Diketahui, izin yang dikantongi PTFI untuk ekspor tersebut berlaku hingga Mei 2024, tahun depan. Pengajuan perpanjangan izin sendiri menimbang operasional dari Smelter Manyar yang dimulai pertengahan tahun depan.
Bahlil Lahadalia membuka kemungkinan adanya perpanjangan izin yang diminta tersebut. Namun, ada sanksi yang akan diterapkan, semisal kompensasi yang harus dibayarkan perusahaan tambang itu.
"Sebenarnya boleh saja, tapi pasti kan ada sanksi yang mereka dapatkan.
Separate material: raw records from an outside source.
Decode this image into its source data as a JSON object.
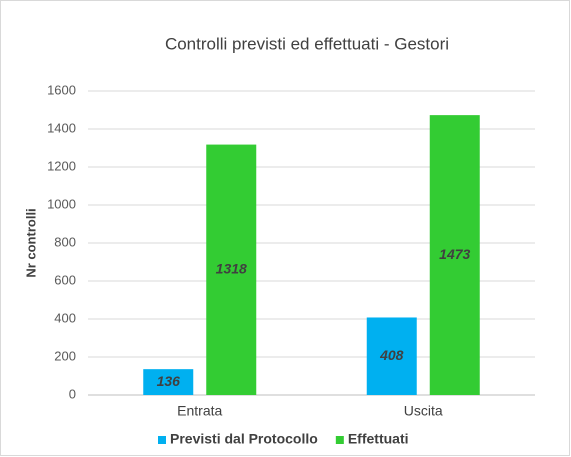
{
  "chart_data": {
    "type": "bar",
    "title": "Controlli previsti ed effettuati - Gestori",
    "y_label": "Nr controlli",
    "categories": [
      "Entrata",
      "Uscita"
    ],
    "series": [
      {
        "name": "Previsti dal Protocollo",
        "color": "#00b0f0",
        "values": [
          136,
          408
        ]
      },
      {
        "name": "Effettuati",
        "color": "#33cc33",
        "values": [
          1318,
          1473
        ]
      }
    ],
    "ylim": [
      0,
      1600
    ],
    "yticks": [
      0,
      200,
      400,
      600,
      800,
      1000,
      1200,
      1400,
      1600
    ],
    "grid": true,
    "legend": "bottom"
  }
}
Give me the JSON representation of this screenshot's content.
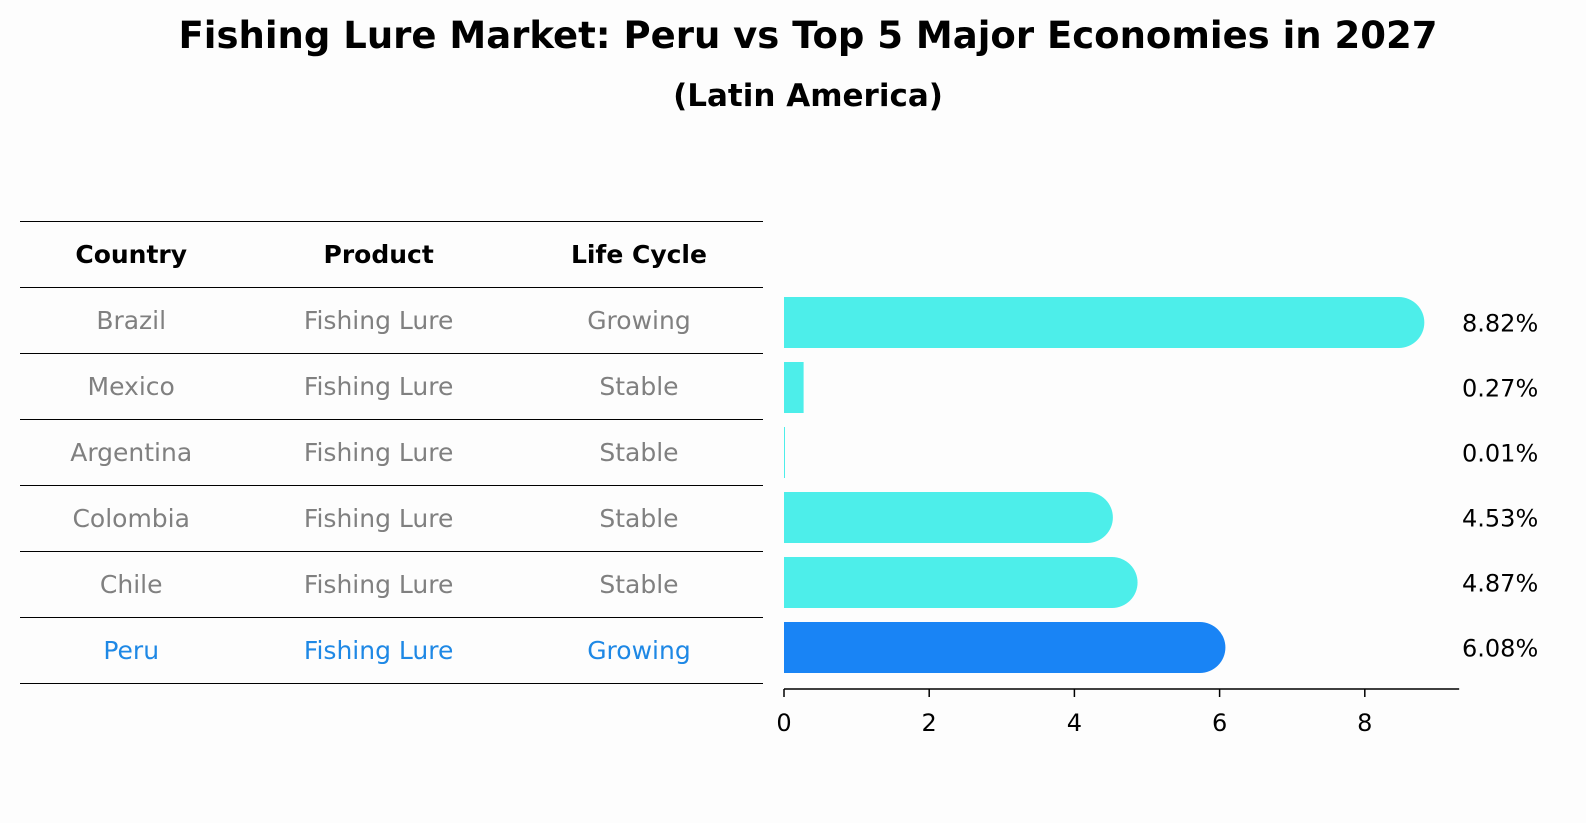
{
  "title": "Fishing Lure Market: Peru vs Top 5 Major Economies in 2027",
  "subtitle": "(Latin America)",
  "table": {
    "headers": [
      "Country",
      "Product",
      "Life Cycle"
    ],
    "rows": [
      {
        "country": "Brazil",
        "product": "Fishing Lure",
        "life_cycle": "Growing"
      },
      {
        "country": "Mexico",
        "product": "Fishing Lure",
        "life_cycle": "Stable"
      },
      {
        "country": "Argentina",
        "product": "Fishing Lure",
        "life_cycle": "Stable"
      },
      {
        "country": "Colombia",
        "product": "Fishing Lure",
        "life_cycle": "Stable"
      },
      {
        "country": "Chile",
        "product": "Fishing Lure",
        "life_cycle": "Stable"
      },
      {
        "country": "Peru",
        "product": "Fishing Lure",
        "life_cycle": "Growing"
      }
    ],
    "highlight_row": 5
  },
  "chart_data": {
    "type": "bar",
    "orientation": "horizontal",
    "categories": [
      "Brazil",
      "Mexico",
      "Argentina",
      "Colombia",
      "Chile",
      "Peru"
    ],
    "values": [
      8.82,
      0.27,
      0.01,
      4.53,
      4.87,
      6.08
    ],
    "value_labels": [
      "8.82%",
      "0.27%",
      "0.01%",
      "4.53%",
      "4.87%",
      "6.08%"
    ],
    "xticks": [
      0,
      2,
      4,
      6,
      8
    ],
    "xlim": [
      0,
      9.3
    ],
    "grid": false,
    "colors": {
      "default": "#4deeea",
      "highlight": "#1984f5",
      "muted_text": "#808080",
      "highlight_text": "#1e88e5"
    },
    "highlight_index": 5
  }
}
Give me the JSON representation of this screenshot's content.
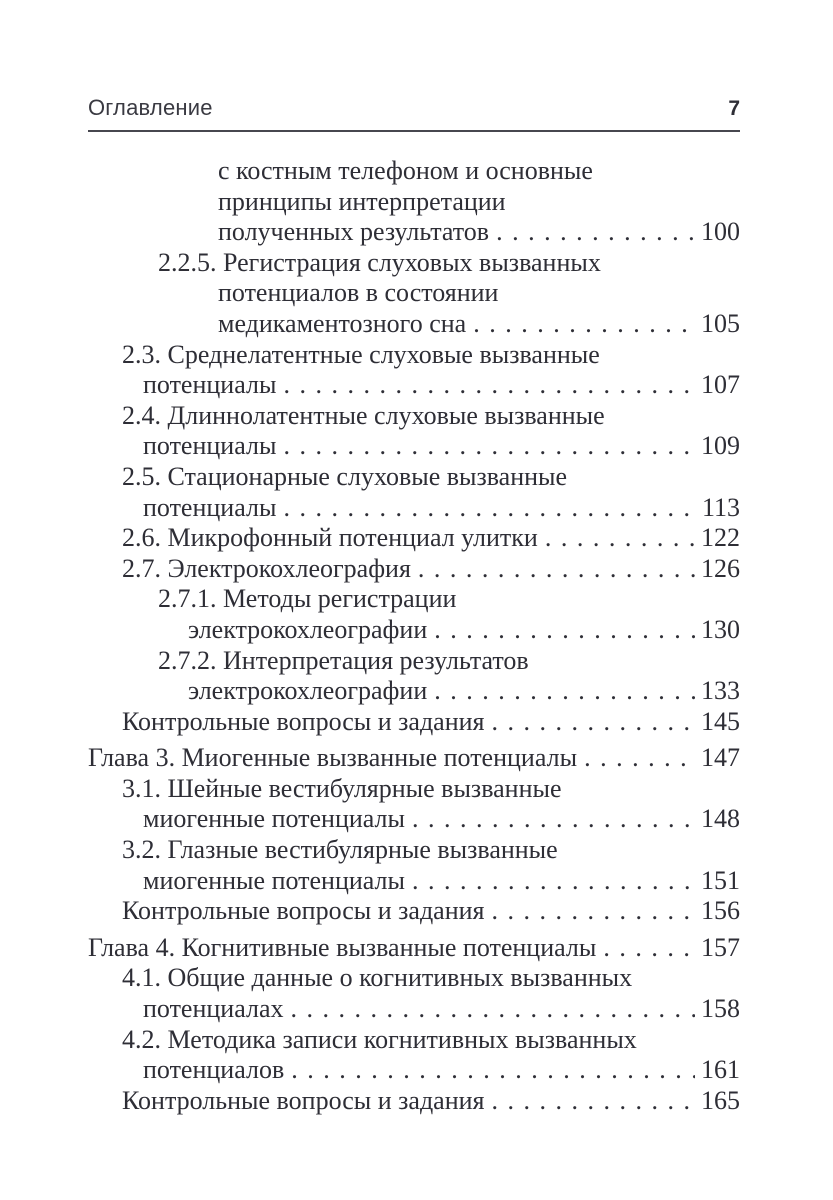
{
  "header": {
    "title": "Оглавление",
    "page_number": "7"
  },
  "colors": {
    "text": "#2e2e36",
    "rule": "#47474f",
    "background": "#ffffff"
  },
  "toc": {
    "lines": [
      {
        "indent": "l2c",
        "text": "с костным телефоном и основные",
        "page": ""
      },
      {
        "indent": "l2c",
        "text": "принципы интерпретации",
        "page": ""
      },
      {
        "indent": "l2c",
        "text": "полученных результатов",
        "page": "100"
      },
      {
        "indent": "l2",
        "text": "2.2.5. Регистрация слуховых вызванных",
        "page": ""
      },
      {
        "indent": "l2c",
        "text": "потенциалов в состоянии",
        "page": ""
      },
      {
        "indent": "l2c",
        "text": "медикаментозного сна",
        "page": "105"
      },
      {
        "indent": "l1",
        "text": "2.3. Среднелатентные слуховые вызванные",
        "page": ""
      },
      {
        "indent": "l1c",
        "text": "потенциалы",
        "page": "107"
      },
      {
        "indent": "l1",
        "text": "2.4. Длиннолатентные слуховые вызванные",
        "page": ""
      },
      {
        "indent": "l1c",
        "text": "потенциалы",
        "page": "109"
      },
      {
        "indent": "l1",
        "text": "2.5. Стационарные слуховые вызванные",
        "page": ""
      },
      {
        "indent": "l1c",
        "text": "потенциалы",
        "page": "113"
      },
      {
        "indent": "l1",
        "text": "2.6. Микрофонный потенциал улитки",
        "page": "122"
      },
      {
        "indent": "l1",
        "text": "2.7. Электрокохлеография",
        "page": "126"
      },
      {
        "indent": "l2",
        "text": "2.7.1. Методы регистрации",
        "page": ""
      },
      {
        "indent": "l2cb",
        "text": "электрокохлеографии",
        "page": "130"
      },
      {
        "indent": "l2",
        "text": "2.7.2. Интерпретация результатов",
        "page": ""
      },
      {
        "indent": "l2cb",
        "text": "электрокохлеографии",
        "page": "133"
      },
      {
        "indent": "l1",
        "text": "Контрольные вопросы и задания",
        "page": "145"
      },
      {
        "indent": "ch",
        "text": "Глава 3. Миогенные вызванные потенциалы",
        "page": "147"
      },
      {
        "indent": "l1",
        "text": "3.1. Шейные вестибулярные вызванные",
        "page": ""
      },
      {
        "indent": "l1c",
        "text": "миогенные потенциалы",
        "page": "148"
      },
      {
        "indent": "l1",
        "text": "3.2. Глазные вестибулярные вызванные",
        "page": ""
      },
      {
        "indent": "l1c",
        "text": "миогенные потенциалы",
        "page": "151"
      },
      {
        "indent": "l1",
        "text": "Контрольные вопросы и задания",
        "page": "156"
      },
      {
        "indent": "ch",
        "text": "Глава 4. Когнитивные вызванные потенциалы",
        "page": "157"
      },
      {
        "indent": "l1",
        "text": "4.1. Общие данные о когнитивных вызванных",
        "page": ""
      },
      {
        "indent": "l1c",
        "text": "потенциалах",
        "page": "158"
      },
      {
        "indent": "l1",
        "text": "4.2. Методика записи когнитивных вызванных",
        "page": ""
      },
      {
        "indent": "l1c",
        "text": "потенциалов",
        "page": "161"
      },
      {
        "indent": "l1",
        "text": "Контрольные вопросы и задания",
        "page": "165"
      }
    ]
  }
}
Karena kita sudah menyetop, relaksasi dapat diberikan tetapi ada kompensasi yang harus mereka bayarkan kepada negara," ujar dia saat ditemui di Mesia Center Indonesia Maju, Jakarta, Senin (11/12/2023).
Tak Mudah Diatur
Terkait aturan besaran kompensasi tersebut, Bahlil melempar kewenangannya ada di tangan Kementerian Energi dan Sumber Daya Mineral (ESDM). Meski begitu, Bahlil menegaskan posisinya kalau pemerintah tak mudah untuk diatur oleh korporasi.
"Nah aturan kompensasi seperti apa, itu ada pada di Kementerian keuangan dan ESDM. Tapi saya yakinkan bahwa negara tidak bisa lagi diatur para pengusaha, pengusaha harus diatur oleh negara. Jadi gaya-gaya lama enggak bisa lagi," tegasnya.
Dia kembali mengungkap soal kompensasi yang harus dibayarkan kepada negara. "Kalau mau ekspor oke, tapi you kenakan kompensasi yang harus ada negara dapat dari ekspor," pungkasnya.
Advertisement
Cadangan Tambang Freeport
Sebelumnya, Menteri Energi dan Sumber Daya Mineral (ESDM) Arifin Tasrif menyebut cadangan tambang milik PT Freeport Indonesia (PTFI) cukup hingga 100 tahun. Menurutnya, ada banyak lapisan yang bisa menopang cadangan tersebut.
Arifin bilang, memang ada kemungkinan di beberapa titik yang cadangannya mulai menipis. Meski begitu, menurut dia itu cukup hingga 2041 mendatang, saat waktu habisnya kontrak PTFI.
"Cadangan itu kan yang sekarang ada sampai 2041," kata dia di Kementerian ESDM, ditulis Sabtu (9/12/2023).
Dia mengatakan cadangan yang terbatas itu berada di tambang Grasberg. Namun, untuk titik lainnya memiliki cadangan yang lebih banyak. Jumlahnya diperkirakan cukup hingga 100 tahun.
"Yang di bawah itu kan lebih banyak. Kan dia ada 4 layer atau berapa tuh. Cukup 100 tahun lagi perkiraanya kalau semua dieksplor dengan kapasitas produksi sekarang," bebernya.
Arifin menyebut proses eksplorasi sendiri membutuhkan waktu tahunan. Memgingat perlu ada pertimbangan terkait kelanjutan program hingga penambahan kapasitas.
"Kalau mau eksplorasi butuh waktu. Jadi kalau nunggu, abis lagi. Ini juga kelanjutannya bagaimana untuk program-program apa. Nanti menambah kapasitas. Smelternya dari mana kalau sekarang? Dan itu harus direncanakan biayanya, kapannya," urai Arifin.